Nico took a gulp of air, grabbed the blanket, and pulled it up over his head. From underneath came a muffled, “I can’t tell you anything. Please, go away!”

“Caratius’s grandfather worked in silver. Is it Caratius?”

“Go away!”

“Why did he invite Asper to visit him?”

“I don’t know.”

“Did Caratius know about the plot to murder Asper and his brother?”

“I don’t know! I don’t think so. No.”

“Did you?”

“I had nothing to do with it! They just told me to take Asper into the strong room in the morning.”

“And do what?”

“Nothing! I’ve done nothing!” Nico was still hiding under the blankets. “I didn’t know they were going to kill anybody. I just did what I was told. Please, I beg you. Go away.”

“Where’s the money now?”

“I don’t know!”

“Where do the false coins go after they’ve been minted?”

There were footsteps on the stairs. Nico gave a muffled squeal. “They’re coming!”

Ruso, hand on the hilt of his knife, moved to shield the bed from whoever was opening the door.

“You! What are you doing here?”

Ruso let his hand fall to his side.

The doctor’s pot belly was still bulging under the same blood spatters as yesterday. “I gave specific orders that my patient was not to be disturbed. I can’t have this constant interference. If it goes on I shall complain to the Council. This man is seriously ill.”

“Seriously ill with what?” inquired Ruso, interested.

“None of your business,” replied the doctor, just as Ruso would have done.

“I only ask,” said Ruso, “because it looks like something a lot of men go down with in the army.”

“Yes. I hear you’ve been passing yourself off as a doctor.”

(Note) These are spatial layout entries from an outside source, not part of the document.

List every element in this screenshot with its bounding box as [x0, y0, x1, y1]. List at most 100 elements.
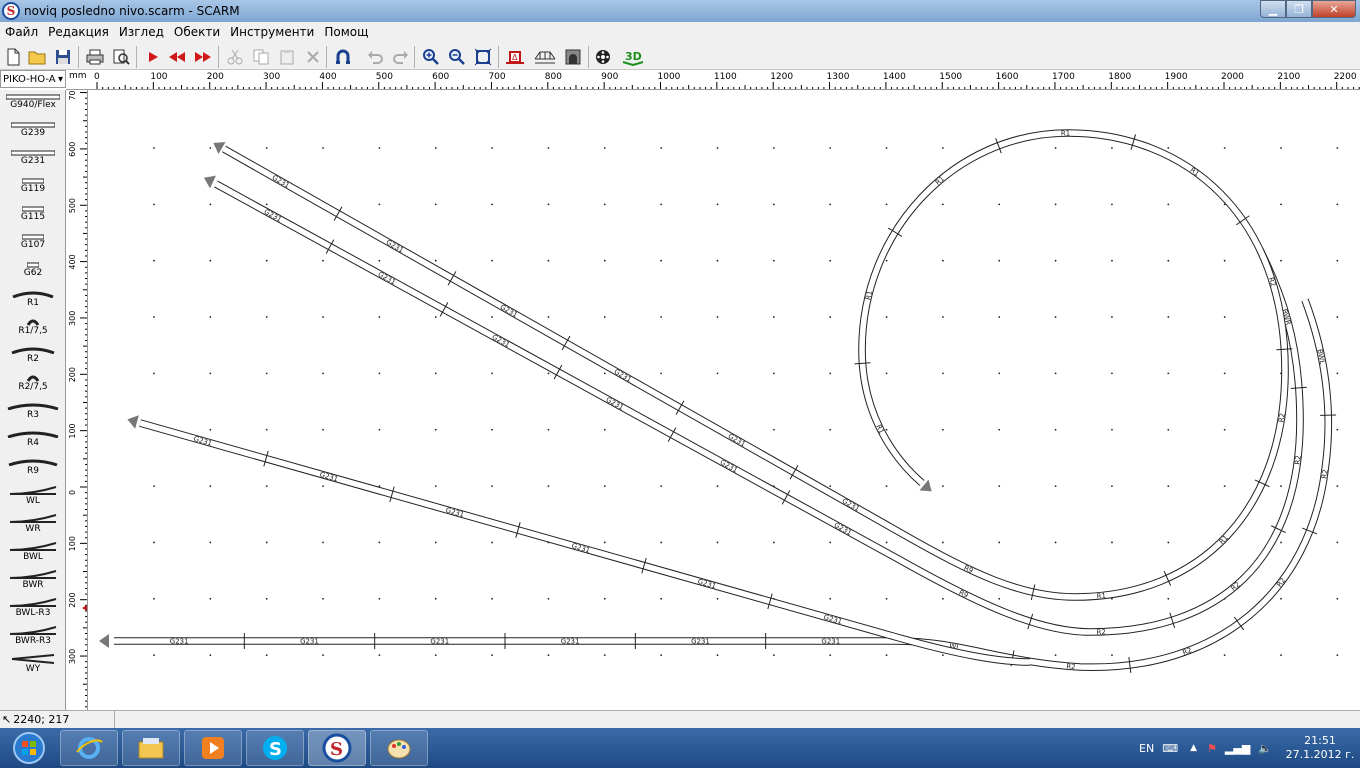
save-icon[interactable]	[52, 46, 74, 68]
menu-objects[interactable]: Обекти	[169, 25, 225, 39]
palette-item-label: BWL-R3	[15, 608, 51, 618]
redo-icon[interactable]	[390, 46, 412, 68]
rotate-magnet-icon[interactable]	[332, 46, 354, 68]
taskbar-scarm-icon[interactable]: S	[308, 730, 366, 766]
scarm-app-icon[interactable]: S	[2, 2, 20, 20]
track-label: G231	[385, 238, 405, 254]
ruler-y-label: 600	[68, 142, 77, 157]
track-height-icon[interactable]: Δ	[504, 46, 526, 68]
palette-item[interactable]: G107	[0, 232, 65, 260]
palette-item[interactable]: R3	[0, 400, 65, 428]
open-folder-icon[interactable]	[26, 46, 48, 68]
palette-item[interactable]: G115	[0, 204, 65, 232]
tunnel-icon[interactable]	[562, 46, 584, 68]
new-file-icon[interactable]	[2, 46, 24, 68]
horizontal-ruler: 0 100 200 300 400 500 600 700 800 900 1000 1100 1200…	[66, 70, 1360, 90]
palette-item[interactable]: G231	[0, 148, 65, 176]
palette-item[interactable]: BWL-R3	[0, 596, 65, 624]
clock-date: 27.1.2012 г.	[1285, 748, 1355, 761]
taskbar-skype-icon[interactable]: S	[246, 730, 304, 766]
palette-item[interactable]: R1	[0, 288, 65, 316]
ruler-x-label: 2100	[1277, 72, 1300, 82]
palette-item[interactable]: WY	[0, 652, 65, 680]
menu-file[interactable]: Файл	[0, 25, 43, 39]
track-label: G231	[445, 506, 465, 519]
bridge-icon[interactable]	[534, 46, 556, 68]
minimize-button[interactable]: ▁	[1260, 0, 1286, 18]
language-indicator[interactable]: EN	[1139, 742, 1154, 755]
palette-item[interactable]: R9	[0, 456, 65, 484]
taskbar-ie-icon[interactable]	[60, 730, 118, 766]
library-select-value: PIKO-HO-A	[3, 73, 56, 85]
play-forward-icon[interactable]	[142, 46, 164, 68]
palette-item[interactable]: G940/Flex	[0, 92, 65, 120]
ruler-y-label: 300	[68, 649, 77, 664]
taskbar-explorer-icon[interactable]	[122, 730, 180, 766]
library-select[interactable]: PIKO-HO-A ▾	[0, 70, 66, 88]
track-label: G231	[561, 638, 580, 646]
palette-item[interactable]: R2	[0, 344, 65, 372]
ruler-x-label: 1100	[714, 72, 737, 82]
zoom-fit-icon[interactable]	[472, 46, 494, 68]
paste-icon[interactable]	[276, 46, 298, 68]
network-icon[interactable]: ▂▄▆	[1225, 742, 1250, 755]
cut-icon[interactable]	[224, 46, 246, 68]
track-top-loop[interactable]	[222, 129, 1289, 601]
track-bottom[interactable]	[114, 298, 1333, 671]
menu-edit[interactable]: Редакция	[43, 25, 114, 39]
vertical-ruler: 700 600 500 400 300 200 100 0 100 200 300	[66, 90, 88, 710]
zoom-out-icon[interactable]	[446, 46, 468, 68]
rewind-icon[interactable]	[166, 46, 188, 68]
palette-item[interactable]: R1/7,5	[0, 316, 65, 344]
ruler-x-label: 0	[94, 72, 100, 82]
zoom-in-icon[interactable]	[420, 46, 442, 68]
cursor-icon: ↖	[2, 713, 12, 726]
track-label: R1	[1096, 592, 1106, 601]
palette-item[interactable]: G239	[0, 120, 65, 148]
ruler-y-label: 300	[68, 311, 77, 326]
track-label: G231	[430, 638, 449, 646]
track-end-arrow[interactable]	[99, 634, 109, 648]
taskbar-paint-icon[interactable]	[370, 730, 428, 766]
layout-canvas[interactable]: G231 G231 G231 G231 G231 G231 WL R2 R2 R2 R2 BWL G23…	[88, 90, 1360, 710]
close-button[interactable]: ✕	[1312, 0, 1356, 18]
palette-item-label: G239	[20, 128, 46, 138]
maximize-button[interactable]: ❐	[1286, 0, 1312, 18]
palette-item[interactable]: R2/7,5	[0, 372, 65, 400]
action-center-icon[interactable]: ⚑	[1207, 742, 1217, 755]
palette-item[interactable]: BWR-R3	[0, 624, 65, 652]
track-end-arrow[interactable]	[203, 175, 216, 189]
palette-item[interactable]: BWL	[0, 540, 65, 568]
track-middle-diagonal[interactable]	[214, 180, 1304, 636]
clock[interactable]: 21:51 27.1.2012 г.	[1280, 734, 1360, 762]
palette-item[interactable]: WR	[0, 512, 65, 540]
ruler-unit: mm	[69, 71, 87, 81]
print-preview-icon[interactable]	[110, 46, 132, 68]
start-button[interactable]	[2, 729, 56, 767]
volume-icon[interactable]: 🔈	[1258, 742, 1272, 755]
show-hidden-icons-icon[interactable]: ▲	[1190, 743, 1197, 753]
fast-forward-icon[interactable]	[192, 46, 214, 68]
palette-item[interactable]: BWR	[0, 568, 65, 596]
palette-item[interactable]: G119	[0, 176, 65, 204]
3d-view-icon[interactable]: 3D	[622, 46, 644, 68]
palette-item[interactable]: G62	[0, 260, 65, 288]
film-reel-icon[interactable]	[592, 46, 614, 68]
track-end-arrow[interactable]	[127, 415, 139, 429]
delete-icon[interactable]	[302, 46, 324, 68]
palette-item[interactable]: R4	[0, 428, 65, 456]
palette-item[interactable]: WL	[0, 484, 65, 512]
keyboard-icon[interactable]: ⌨	[1162, 742, 1178, 755]
track-label: G231	[821, 638, 840, 646]
ruler-y-label: 100	[68, 536, 77, 551]
print-icon[interactable]	[84, 46, 106, 68]
copy-icon[interactable]	[250, 46, 272, 68]
ruler-x-label: 1500	[939, 72, 962, 82]
menu-tools[interactable]: Инструменти	[225, 25, 319, 39]
ruler-y-label: 200	[68, 592, 77, 607]
undo-icon[interactable]	[364, 46, 386, 68]
ruler-x-label: 700	[488, 72, 505, 82]
menu-view[interactable]: Изглед	[114, 25, 169, 39]
taskbar-media-player-icon[interactable]	[184, 730, 242, 766]
menu-help[interactable]: Помощ	[319, 25, 373, 39]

“I just thought you might be able to help,” he said to Nico, “but never mind. And don’t worry, I’m sure that medicine will have you back on your feet very soon.” He smiled. “And then we can talk again.”

After this thinly veiled threat, he paused for a word with the landlady, who was lurking in the hall and jabbing at invisible cobwebs with a feather duster. In response to his request, she assured him that no other visitors would be allowed upstairs no matter how they tried to get in. This was a properly run house and when she and her husband were asleep, the dog was loose downstairs.

Reassured that his witness was being safeguarded, he gathered up Dias and Gavo. “Well,” he said, as casually as he could manage, “That was a waste of time. Anybody mind if we go and hunt down some lunch?”

Was that suspicion on Dias’s face, or the reflection of his own tension? He was fairly confident that whatever the man might be thinking, he would not act on it in broad daylight-certainly not while the innocent Gavo was with them to witness it. All the same, he was relieved when they left the quiet street in which Nico lived for the bustle of the main thoroughfare, where to his guards’ evident amusement, he paused to buy a bunch of bluebells from a street vendor.

57

What we need, sir,” murmured Albanus, scooping crumbs off Julius Asper’s desk and into his cupped hand, “is a way to make this Nico more frightened of us than he is of Dias.”

“He thinks Dias is going to kill him,” said Ruso. “It’s hard to be more frightened than that.” He glanced at the bluebells, temporarily stationed in a cup of water, and wondered whether the women were back from the cemetery yet. Perhaps he should go and see.

“Has he got a family he cares about?”

“Not as far as I know.”

“That’s a shame.” Albanus walked across to the high window, stood on tiptoe to check that nobody was outside, and then tossed the crumbs away. “Perhaps we could threaten to kill him more slowly than Dias will.”